Şiddete maruz kalan kadınlar ne yapmalı?
Avukat Emel Göçmen Bozoğlu sorularımızı yanıtladı.
Şiddet mağduru bir kadın bu durumu yaşadığında ilk etapta polise veya bulunduğu yer jandarma bölgesinde ise jandarmaya ulaşmalıdır.
Ancak tıbbi müdahaleye acil ihtiyaç duyan kadın doğrudan bir sağlık kuruluşuna gitmeli ve şiddet gördüğünü dile getirmelidir.
Bu durunda vaka hastane polisine intikal ettirilir.
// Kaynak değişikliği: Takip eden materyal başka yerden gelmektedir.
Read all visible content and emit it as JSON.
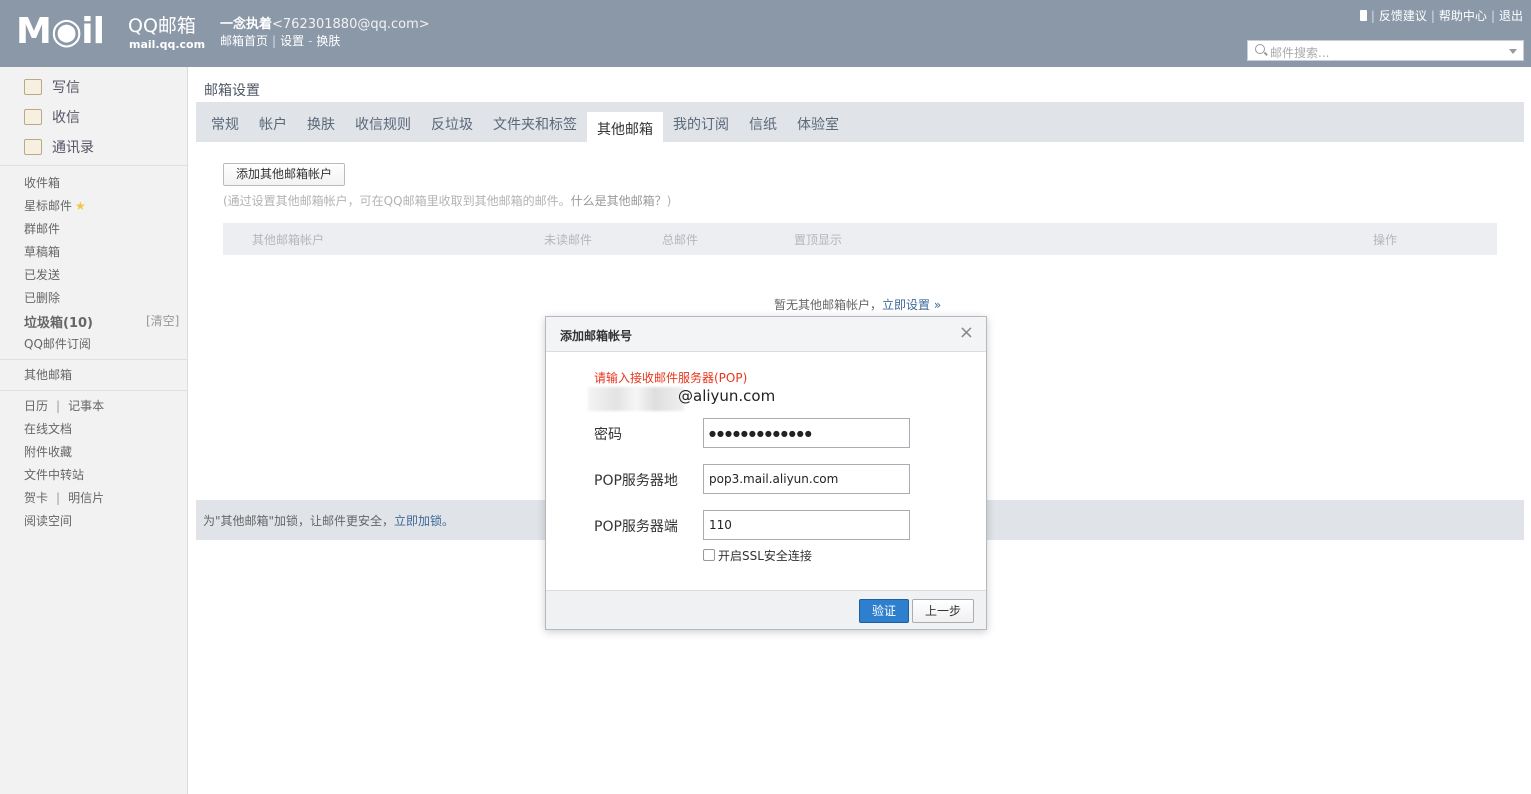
{
  "header": {
    "logo_text": "M◉il",
    "logo_name": "QQ邮箱",
    "logo_domain": "mail.qq.com",
    "user_nick": "一念执着",
    "user_email": "<762301880@qq.com>",
    "links": [
      "邮箱首页",
      "设置",
      "换肤"
    ],
    "right_links": [
      "反馈建议",
      "帮助中心",
      "退出"
    ],
    "search_placeholder": "邮件搜索..."
  },
  "sidebar": {
    "compose": "写信",
    "receive": "收信",
    "contacts": "通讯录",
    "folders": [
      "收件箱",
      "星标邮件",
      "群邮件",
      "草稿箱",
      "已发送",
      "已删除",
      "垃圾箱(10)",
      "QQ邮件订阅"
    ],
    "clear_label": "[清空]",
    "other_mail": "其他邮箱",
    "tools": [
      "日历",
      "记事本",
      "在线文档",
      "附件收藏",
      "文件中转站",
      "贺卡",
      "明信片",
      "阅读空间"
    ]
  },
  "main": {
    "page_title": "邮箱设置",
    "tabs": [
      "常规",
      "帐户",
      "换肤",
      "收信规则",
      "反垃圾",
      "文件夹和标签",
      "其他邮箱",
      "我的订阅",
      "信纸",
      "体验室"
    ],
    "active_tab": "其他邮箱",
    "add_button": "添加其他邮箱帐户",
    "hint_prefix": "(通过设置其他邮箱帐户，可在QQ邮箱里收取到其他邮箱的邮件。",
    "hint_link": "什么是其他邮箱？",
    "hint_suffix": ")",
    "table_headers": [
      "其他邮箱帐户",
      "未读邮件",
      "总邮件",
      "置顶显示",
      "操作"
    ],
    "empty_text": "暂无其他邮箱帐户，",
    "empty_link": "立即设置 »",
    "lock_text": "为\"其他邮箱\"加锁，让邮件更安全，",
    "lock_link": "立即加锁。"
  },
  "dialog": {
    "title": "添加邮箱帐号",
    "close": "×",
    "error": "请输入接收邮件服务器(POP)",
    "account_suffix": "@aliyun.com",
    "password_label": "密码",
    "password_value": "●●●●●●●●●●●●●",
    "pop_server_label": "POP服务器地",
    "pop_server_value": "pop3.mail.aliyun.com",
    "pop_port_label": "POP服务器端",
    "pop_port_value": "110",
    "ssl_label": "开启SSL安全连接",
    "verify_button": "验证",
    "back_button": "上一步"
  }
}
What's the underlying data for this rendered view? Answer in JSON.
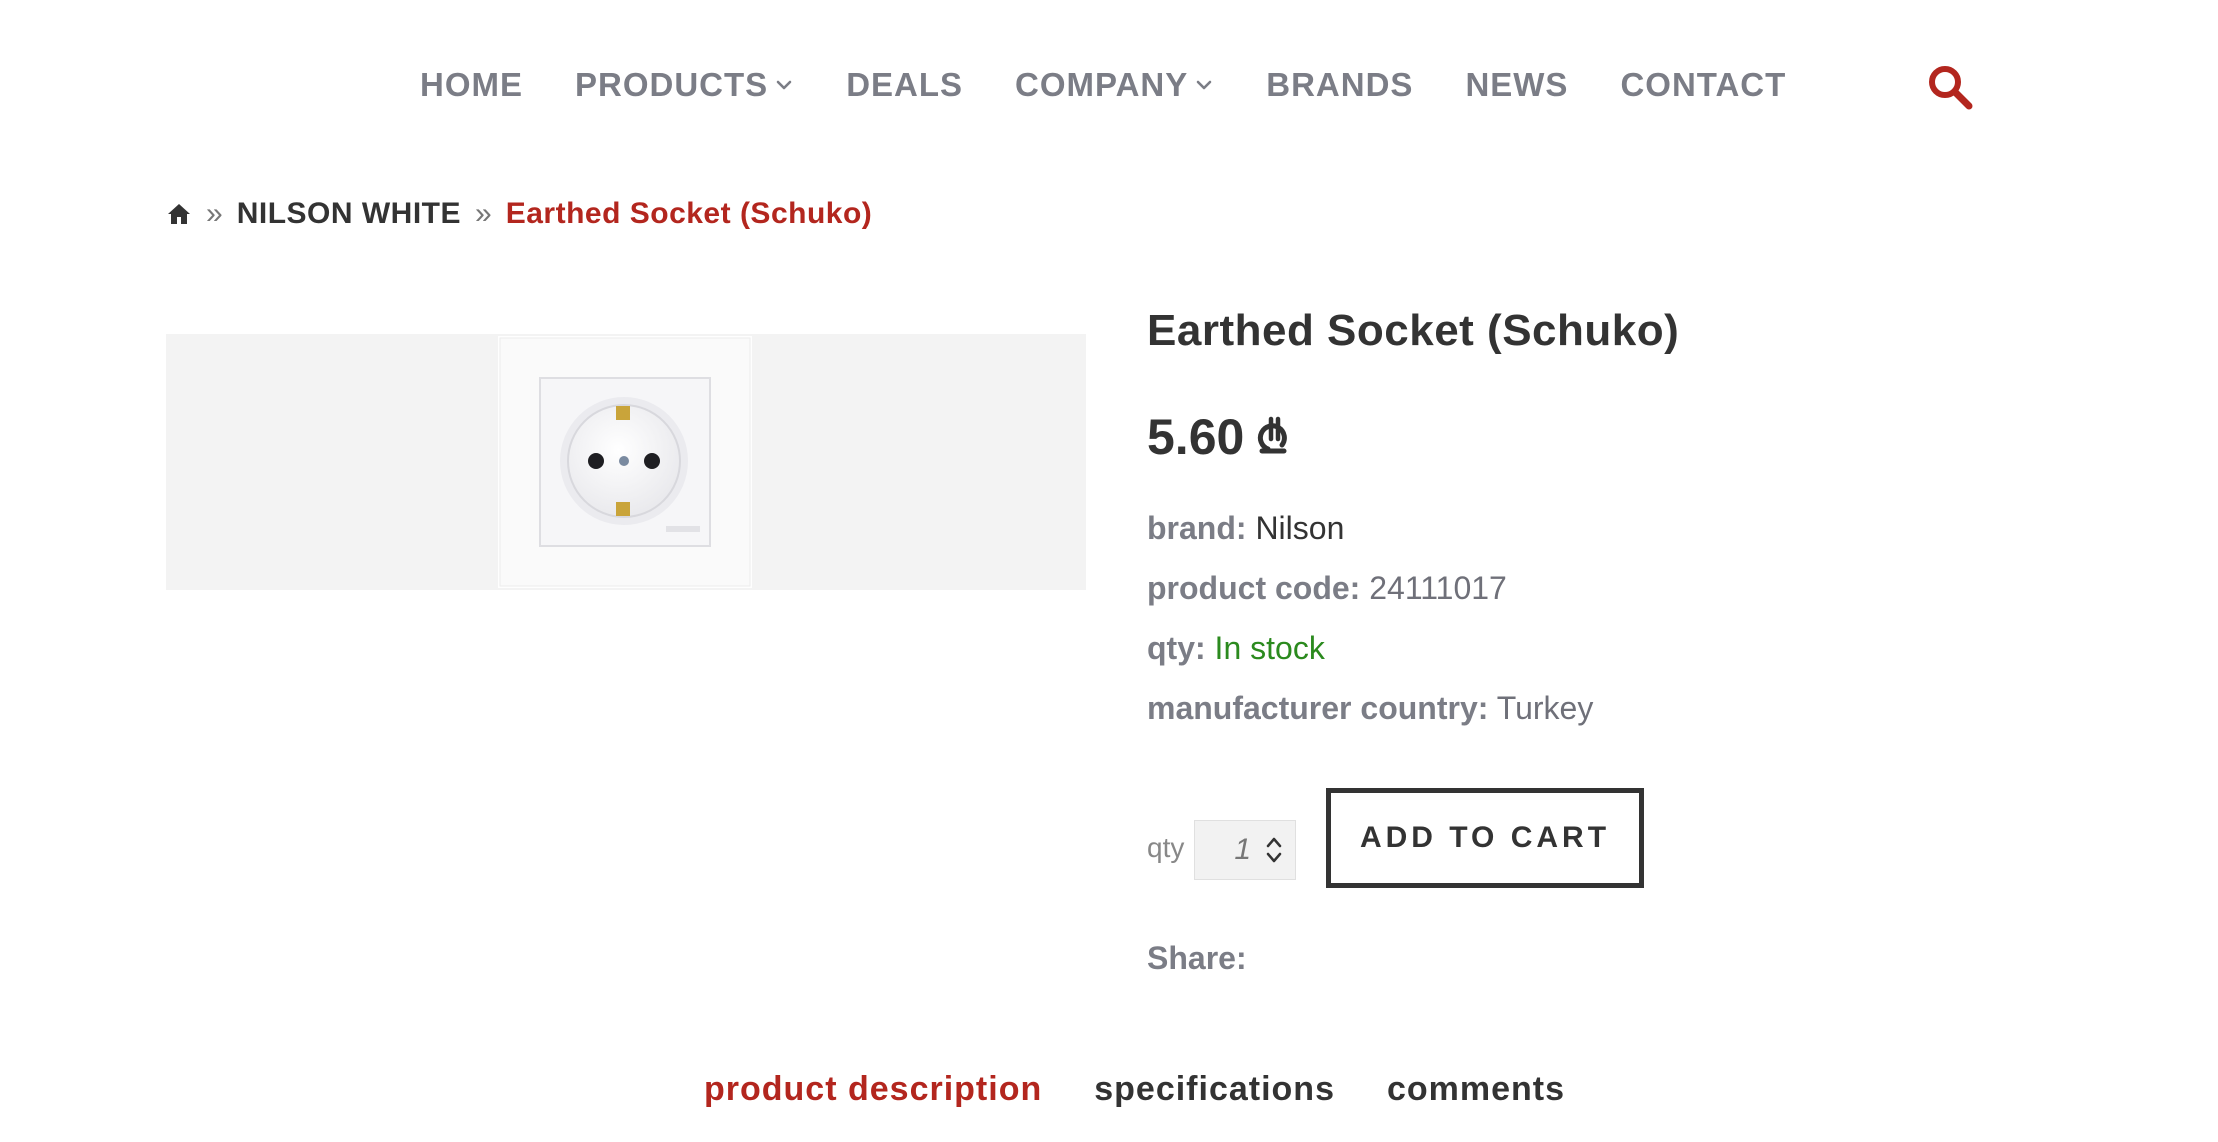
{
  "nav": {
    "items": [
      {
        "label": "HOME",
        "has_dropdown": false
      },
      {
        "label": "PRODUCTS",
        "has_dropdown": true
      },
      {
        "label": "DEALS",
        "has_dropdown": false
      },
      {
        "label": "COMPANY",
        "has_dropdown": true
      },
      {
        "label": "BRANDS",
        "has_dropdown": false
      },
      {
        "label": "NEWS",
        "has_dropdown": false
      },
      {
        "label": "CONTACT",
        "has_dropdown": false
      }
    ],
    "search_icon": "search-icon"
  },
  "breadcrumb": {
    "home_icon": "home-icon",
    "separator": "»",
    "category": "NILSON WHITE",
    "current": "Earthed Socket (Schuko)"
  },
  "product": {
    "title": "Earthed Socket (Schuko)",
    "price": "5.60",
    "currency_icon": "lari-currency-icon",
    "attributes": {
      "brand": {
        "label": "brand:",
        "value": "Nilson"
      },
      "code": {
        "label": "product code:",
        "value": "24111017"
      },
      "qty": {
        "label": "qty:",
        "value": "In stock"
      },
      "country": {
        "label": "manufacturer country:",
        "value": "Turkey"
      }
    },
    "quantity": {
      "label": "qty",
      "value": "1"
    },
    "add_to_cart": "ADD TO CART",
    "share_label": "Share:"
  },
  "tabs": [
    {
      "label": "product description",
      "active": true
    },
    {
      "label": "specifications",
      "active": false
    },
    {
      "label": "comments",
      "active": false
    }
  ],
  "colors": {
    "accent": "#b3261e",
    "nav_text": "#7b7d86",
    "in_stock": "#2b8a1e"
  }
}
Şiddet gören kadınlar, doğrudan Cumhuriyet Savcılığı nezdinde de şikayetçi olabileceği gibi, İl ve İlçe Sosyal Hizmetler Müdürlükleri, belediyelerin veya baroların Kadın Dayanışma Merkezleri, Mor Çatı gibi çeşitli kadın örgütlenmelerinden yardım isteyebilir veya Alo 183’ü arayabilirler.
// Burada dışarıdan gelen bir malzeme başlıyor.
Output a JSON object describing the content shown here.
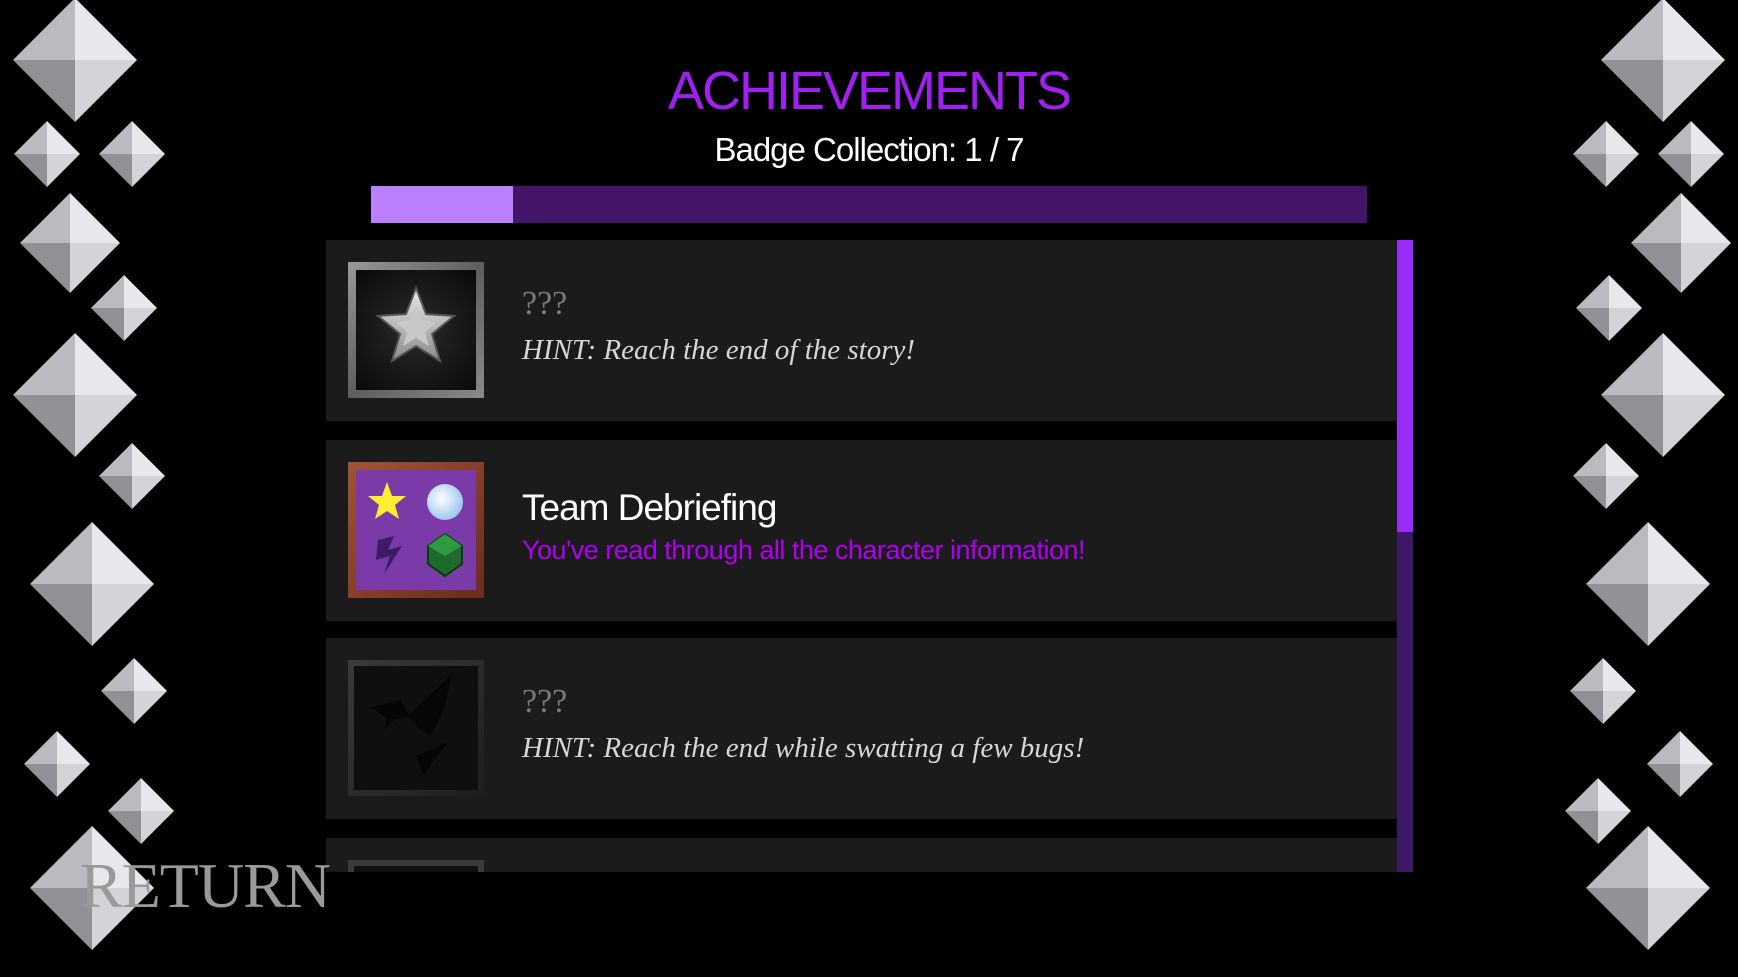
{
  "header": {
    "title": "ACHIEVEMENTS",
    "collection_text": "Badge Collection: 1 / 7"
  },
  "progress": {
    "unlocked": 1,
    "total": 7,
    "fraction": 0.143,
    "fill_color": "#bb80ff",
    "track_color": "#421568"
  },
  "achievements": [
    {
      "title": "???",
      "description": "HINT: Reach the end of the story!",
      "unlocked": false,
      "icon": "silver-star-icon"
    },
    {
      "title": "Team Debriefing",
      "description": "You've read through all the character information!",
      "unlocked": true,
      "icon": "team-emblems-icon"
    },
    {
      "title": "???",
      "description": "HINT: Reach the end while swatting a few bugs!",
      "unlocked": false,
      "icon": "broken-shards-icon"
    },
    {
      "title": "",
      "description": "",
      "unlocked": false,
      "icon": "locked-badge-icon"
    }
  ],
  "scroll": {
    "position_fraction": 0.0,
    "thumb_color": "#9a2cf7",
    "track_color": "#3d1768"
  },
  "footer": {
    "return_label": "RETURN"
  },
  "colors": {
    "accent": "#a020f0",
    "card_bg": "#1b1b1b",
    "background": "#000000"
  }
}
ALO 183 kadın, çocuk, özürlü sosyal hizmet danışma hattı, şiddete maruz kalan veya kalma ihtimali bulunan kadınlara psikolojik, ekonomik ve hukuki destek vermekte ve gerekli duydukları hizmete ulaşmalarını sağlamaktadır.
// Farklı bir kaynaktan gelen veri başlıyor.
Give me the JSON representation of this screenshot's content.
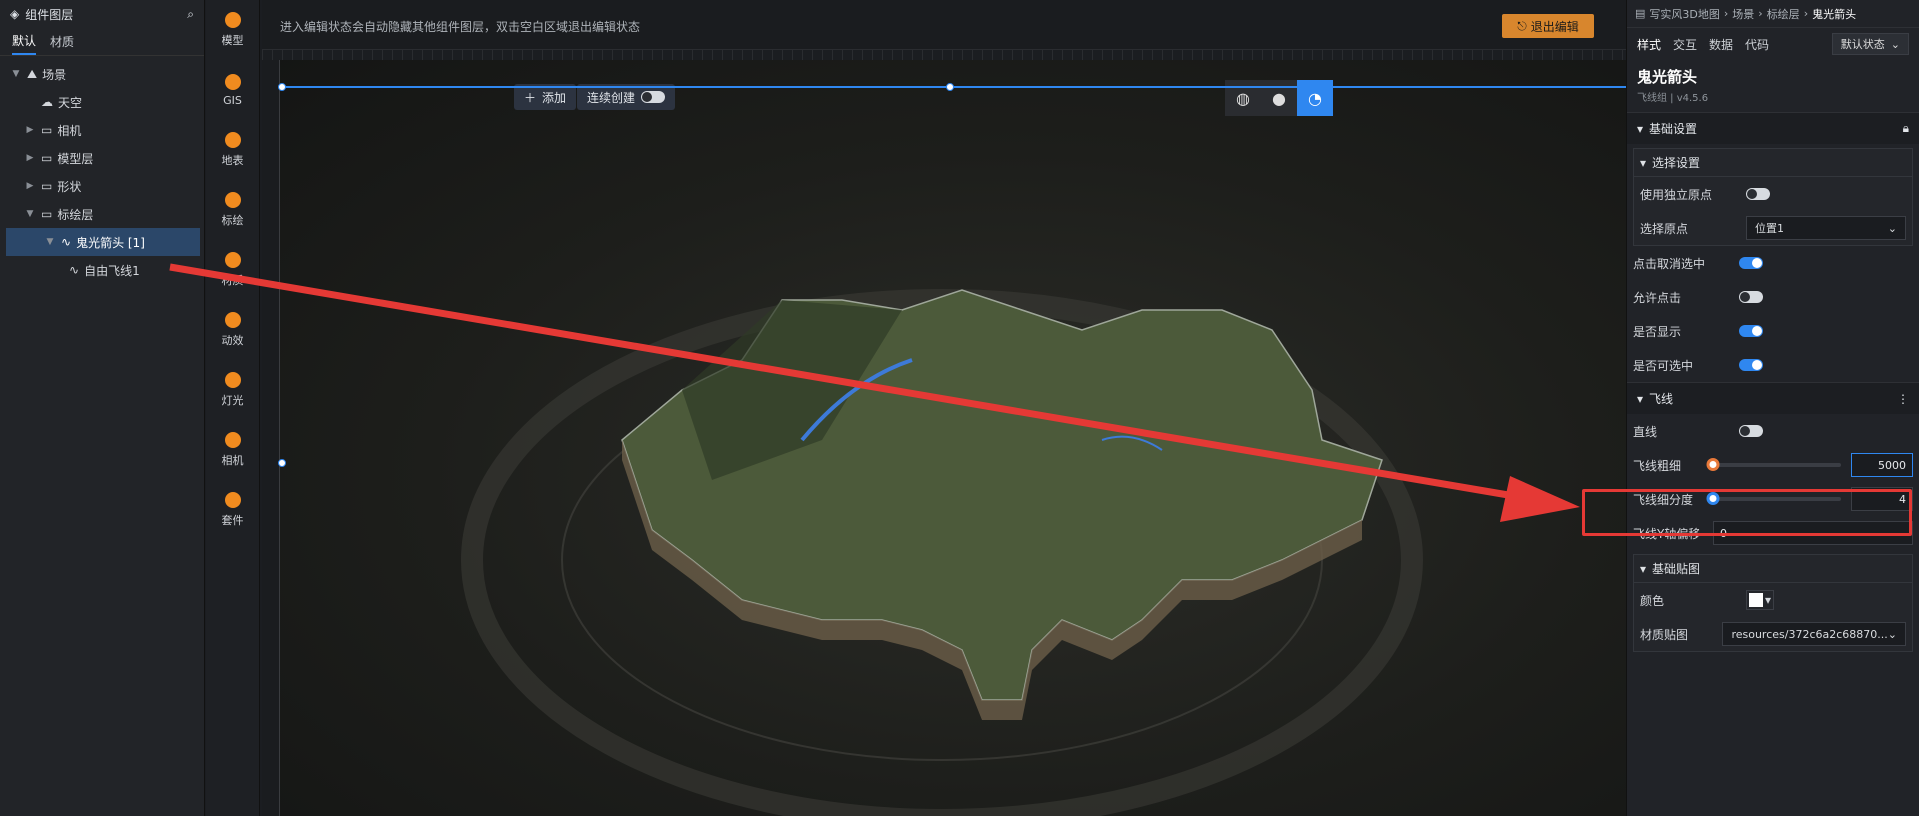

Burada değişik ihtimaller söz konusu olabilir. Olayın özelliğine göre eylem öldürmeye teşebbüs, kötü muamele veya cinsel suçlara vücut verebilir.
Bu tarz özellikli durumlar söz konusu değilse, suç konusu eylem kasten yaralama olarak nitelendirilecektir.. Bu durumda da yaralamanın basit bir tıbbi müdahale ile giderilebilip giderilemediğine bakılmaktadır.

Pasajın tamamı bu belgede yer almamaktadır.